In all linear regression models, the intercept has the same definition: the mean of the response, Y, when all predictors, all X = 0.

But “when all X=0” has different implications, depending on the scale on which each X is measured and on which terms are included in the model.

So let’s specifically discuss the meaning of the intercept in some common models:

### Example 1: Both X_{1} and X_{2} are Numerical and Uncentered

This is the model you learn the most about in regression classes.

In this model, the intercept is not always meaningful.

Since the intercept is the mean of Y when all predictors equals zero, the mean is only useful if every X in the model actually *has* some values of zero.

If they do, no problem.

But if one predictor is a variable like age of employees in a company, there should be no values even close to zero. So while the intercept will be necessary for calculating predicted values, it has to no real meaning.

And what’s more, in this type of model, it’s rare to have any hypotheses about the intercept, so you may have been taught to ignore it. That works here, but as you’ll see, the intercept can become a meaningful comparison point in other types of models.

### Example 2: Both X_{1} and X_{2} are Numerical and Centered At Their Mean

But if we center each predictor variable at its own mean, we rescale the mean to zero. So all X equals zero at their mean.

So the intercept is simply the mean of Y at the mean value of each of the predictor variables.

You still may not have hypotheses about it, but it at least is a meaningful value.

### Example 3: Both X_{1} and X_{2} are Categorical and Dummy Coded

Dummy coded predictor variables have only two possible values: 0 and 1. Zero always refers to the reference group for each dummy coded predictor.

Hopefully it’s clear that in this model the intercept will be the mean of Y for both predictors’ reference groups.

So this is an example where the intercept become meaningful and useful for answering hypotheses. The other coefficients in the model will be differences between this mean and the means for the comparison groups.

### Example 4: X_{1} is Numerical and Centered and X_{2} is Categorical and Dummy Coded

Here we just combine exactly what we’ve been doing in the other examples.

The intercept would be the mean of Y at the mean of X_{1} for only the reference group of X_{2}.

This would be a very useful value to have, especially if X_{1} is a covariate and X_{2} an independent variable. The coefficient for X_{2} is the difference between this reference group mean (the intercept) and the comparison group mean, evaluated at the mean of the covariate.

### Example 5: Both X_{1} and X_{2} are Categorical and Effect Coded

Effect coding is a different way of assigning numerical values to categories so that they work in a linear model.
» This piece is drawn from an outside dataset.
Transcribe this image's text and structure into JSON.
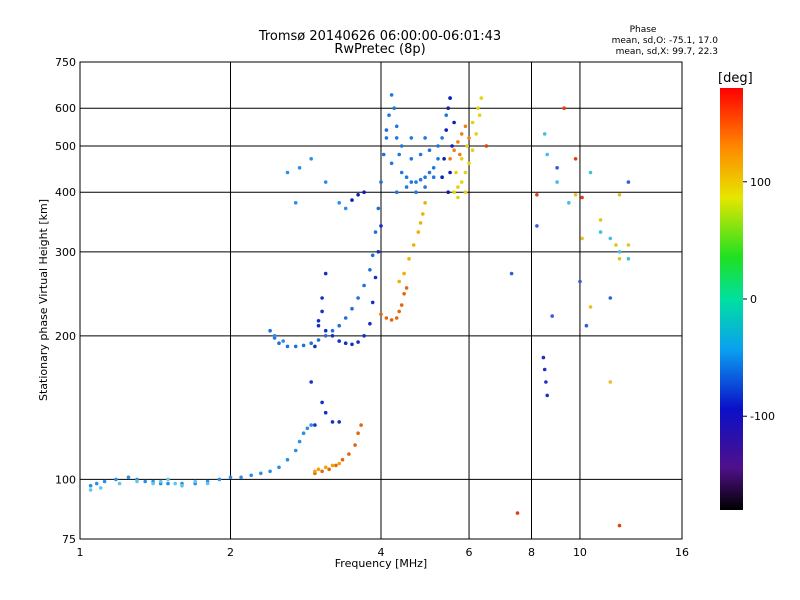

It is the coding scheme that ANOVA uses.

While it is not usually the default in regression, it can be very useful.

The way effect coding works is to assign values of -1 and 1 to the categories. What this does is place zero between the two categories.

As long data are balanced across the two categories, the mean of Y when all X equal zero will be the overall grand mean of Y.
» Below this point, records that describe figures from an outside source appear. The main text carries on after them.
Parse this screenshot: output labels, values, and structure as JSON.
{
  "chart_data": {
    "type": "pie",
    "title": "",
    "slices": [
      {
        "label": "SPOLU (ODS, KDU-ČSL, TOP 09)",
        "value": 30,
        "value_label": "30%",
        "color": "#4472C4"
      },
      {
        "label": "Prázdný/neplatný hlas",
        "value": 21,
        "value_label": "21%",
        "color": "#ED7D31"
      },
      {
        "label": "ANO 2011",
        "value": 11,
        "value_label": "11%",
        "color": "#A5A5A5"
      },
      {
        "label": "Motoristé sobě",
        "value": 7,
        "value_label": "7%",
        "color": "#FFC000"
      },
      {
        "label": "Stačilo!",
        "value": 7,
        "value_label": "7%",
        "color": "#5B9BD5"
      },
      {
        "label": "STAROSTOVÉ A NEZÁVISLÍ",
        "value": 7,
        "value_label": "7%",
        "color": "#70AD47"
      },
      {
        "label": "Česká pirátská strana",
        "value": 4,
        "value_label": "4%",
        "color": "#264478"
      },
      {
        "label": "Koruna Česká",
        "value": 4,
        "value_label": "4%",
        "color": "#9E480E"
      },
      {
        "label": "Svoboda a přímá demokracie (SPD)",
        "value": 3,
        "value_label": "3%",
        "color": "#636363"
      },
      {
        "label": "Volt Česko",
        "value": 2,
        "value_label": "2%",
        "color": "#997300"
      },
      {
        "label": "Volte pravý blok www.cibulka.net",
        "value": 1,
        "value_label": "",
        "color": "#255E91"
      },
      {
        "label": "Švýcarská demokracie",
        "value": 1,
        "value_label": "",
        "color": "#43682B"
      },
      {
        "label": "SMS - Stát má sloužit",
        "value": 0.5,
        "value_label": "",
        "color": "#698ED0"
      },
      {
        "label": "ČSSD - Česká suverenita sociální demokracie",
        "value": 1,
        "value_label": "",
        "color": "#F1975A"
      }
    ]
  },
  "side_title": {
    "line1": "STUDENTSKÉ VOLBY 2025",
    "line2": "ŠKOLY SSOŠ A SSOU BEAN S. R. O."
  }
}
The reason this works is because even though there were no data where X_{1} and X_{2} equal zero, it’s right in the middle of the two categories. Since the mean of two group means is equal to the mean of all the points, this value in the middle ends up being the overall grand mean.

### Example 6: X_{1} is Numerical and Centered and X_{2} is Categorical and Effect Coded

You probably know where I’m going with this one. Centering for a numerical variable does the same basic thing as effect coding for a categorical variable – it puts zero in the middle.

In this model, the intercept is the mean of Y at the mean of X_{1} across both groups of X_{2}.

If you compare this to example 4, you see the intercept has a different meaning, even though both examples include one numerical and one categorical predictor. In that model, we were evaluating that mean Y for only one group of X_{2} because X_{2} was dummy coded.

Here, the effect coding means we’re averaging across both groups.

Both approaches are helpful and meaningful in different situations. You just need to choose which information helps you understand your data and how they apply to your research questions.

### Beyond The Six Examples

In all of these models, because we did not include any multiplicative terms like interactions or polynomials, all of the coding and scaling changes affected the intercepts, but not the model slopes.

They affect the intercepts in exactly the same way in models with multiplicative terms, but they also affect some of the slope coefficients.

So all of the intercept interpretations I’ve outlined above have the exact same interpretations whether multiplicative terms are in the model or not. Those would be exactly the same.

I suggest you take a simple data set, try some different coding schemes, and try it out for yourself. That’s often the best way to cement your understanding.

{ 2 comments… read them below or add one }

Example 3 should mention that the model needs to include an interaction effect. Otherwise the intercept will not be equal to the group mean of a group that is described by having both 0 on both predictor variables. Instead it will be a predicted mean of a group coded all 0’s under an assumption of additivity. As soon as this is violated, the intercept will not be identical to an observed group mean anymore.

True, true. Good point. This does assume that any interaction effect really = 0.